Context
FinFlow, a mid-market fintech, has a customer-facing AI assistant that answers account, billing, and product-policy questions inside its web app. The current assistant is helpful but occasionally fabricates policy details or unsupported troubleshooting steps, creating compliance and trust risk.
Constraints
- p95 latency must stay under 2,500ms end-to-end
- Cost ceiling: $0.035 per request and $45K/month at 1.2M requests
- Hallucination rate must be below 1.5% on a labeled customer-support golden set
- For questions not supported by approved sources, the assistant must refuse or escalate rather than guess
- Must resist prompt injection from user input and retrieved documents
- Responses must not expose PII or internal-only policy text
Available Resources
- 80K approved support articles, help-center pages, policy documents, and troubleshooting runbooks
- 18 months of historical support chats with resolution labels and escalation outcomes
- Product catalog metadata, account-state APIs, and a ticket-escalation tool
- Access to a production-approved LLM, an embedding model, and a hybrid search index
- 2,000 human-labeled evaluation examples, including unanswerable and adversarial prompts
Task
Design a workflow to reduce hallucinations in this assistant while preserving user experience.

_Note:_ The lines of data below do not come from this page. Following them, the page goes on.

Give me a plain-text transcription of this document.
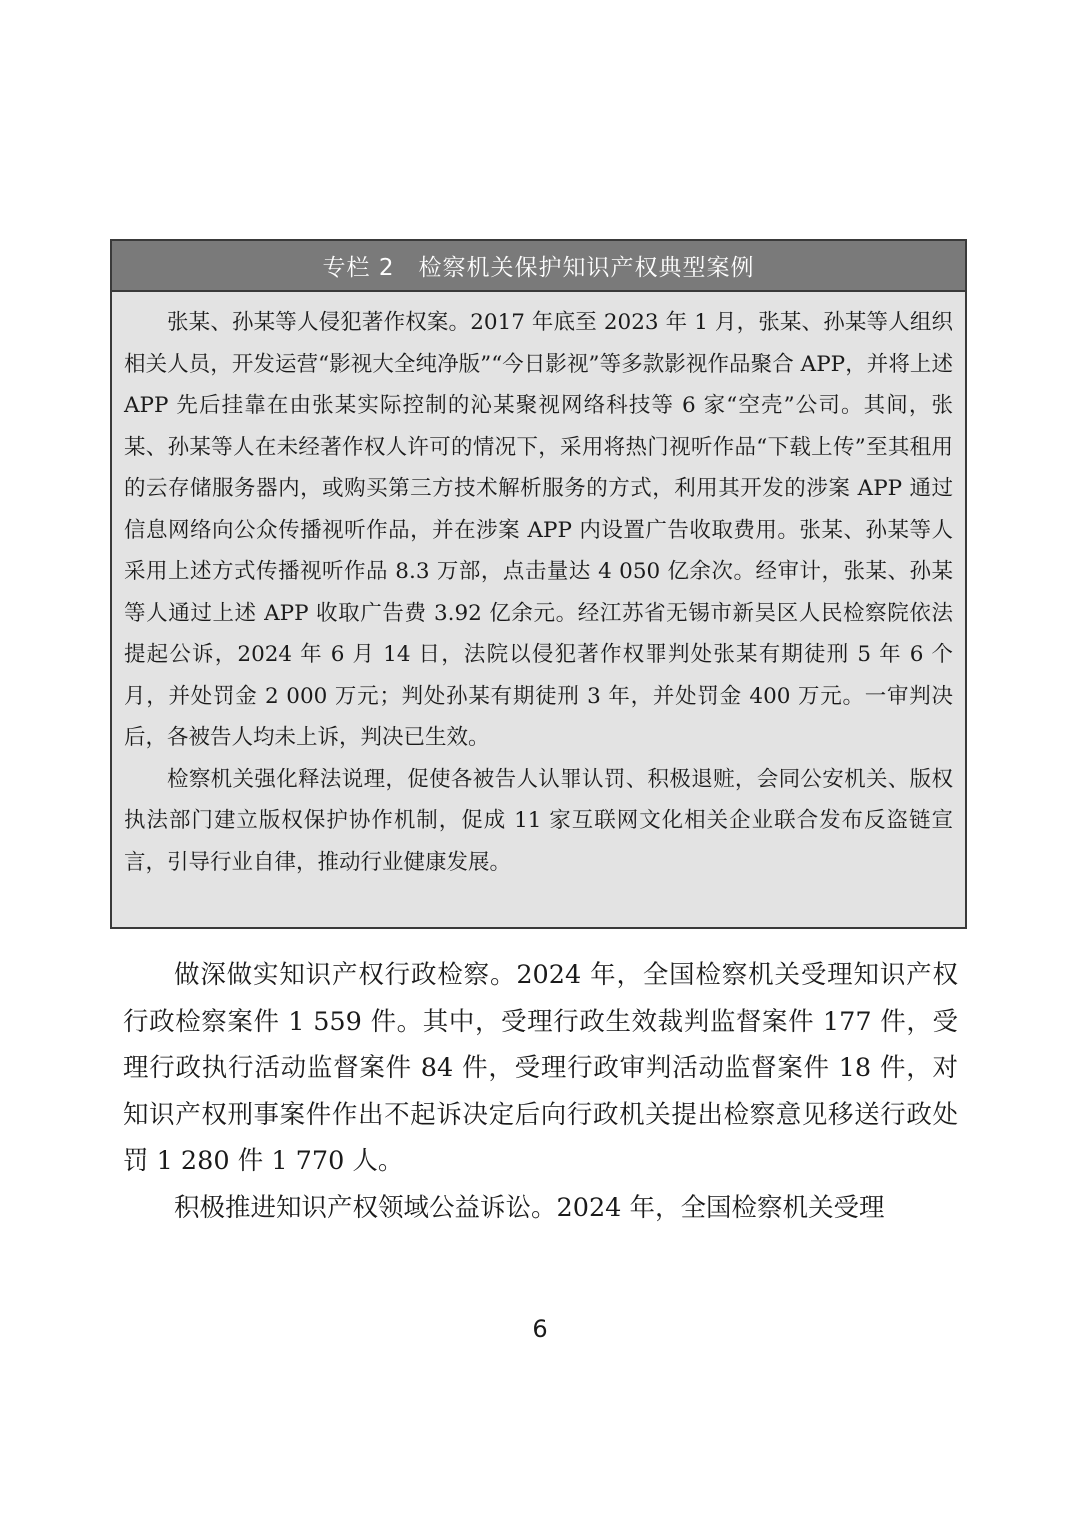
专栏 2　检察机关保护知识产权典型案例

张某、孙某等人侵犯著作权案。2017 年底至 2023 年 1 月，张某、孙某等人组织相关人员，开发运营“影视大全纯净版”“今日影视”等多款影视作品聚合 APP，并将上述 APP 先后挂靠在由张某实际控制的沁某聚视网络科技等 6 家“空壳”公司。其间，张某、孙某等人在未经著作权人许可的情况下，采用将热门视听作品“下载上传”至其租用的云存储服务器内，或购买第三方技术解析服务的方式，利用其开发的涉案 APP 通过信息网络向公众传播视听作品，并在涉案 APP 内设置广告收取费用。张某、孙某等人采用上述方式传播视听作品 8.3 万部，点击量达 4 050 亿余次。经审计，张某、孙某等人通过上述 APP 收取广告费 3.92 亿余元。经江苏省无锡市新吴区人民检察院依法提起公诉，2024 年 6 月 14 日，法院以侵犯著作权罪判处张某有期徒刑 5 年 6 个月，并处罚金 2 000 万元；判处孙某有期徒刑 3 年，并处罚金 400 万元。一审判决后，各被告人均未上诉，判决已生效。

检察机关强化释法说理，促使各被告人认罪认罚、积极退赃，会同公安机关、版权执法部门建立版权保护协作机制，促成 11 家互联网文化相关企业联合发布反盗链宣言，引导行业自律，推动行业健康发展。

做深做实知识产权行政检察。2024 年，全国检察机关受理知识产权行政检察案件 1 559 件。其中，受理行政生效裁判监督案件 177 件，受理行政执行活动监督案件 84 件，受理行政审判活动监督案件 18 件，对知识产权刑事案件作出不起诉决定后向行政机关提出检察意见移送行政处罚 1 280 件 1 770 人。

积极推进知识产权领域公益诉讼。2024 年，全国检察机关受理

6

- Propose an evaluation-first plan: define offline and online metrics, golden-set slices, and launch gates before describing the architecture.
- Design the end-to-end workflow, including prompt strategy, retrieval, grounding, refusal behavior, and when to call tools or escalate to a human.
- Explain how you would defend against hallucinated claims, unsupported citations, prompt injection, stale documents, and account-specific mistakes.
- Estimate cost and latency for your design, and describe what you would change if you were over either budget.
- Outline how you would monitor regressions after launch and safely iterate on prompts, retrieval, or models.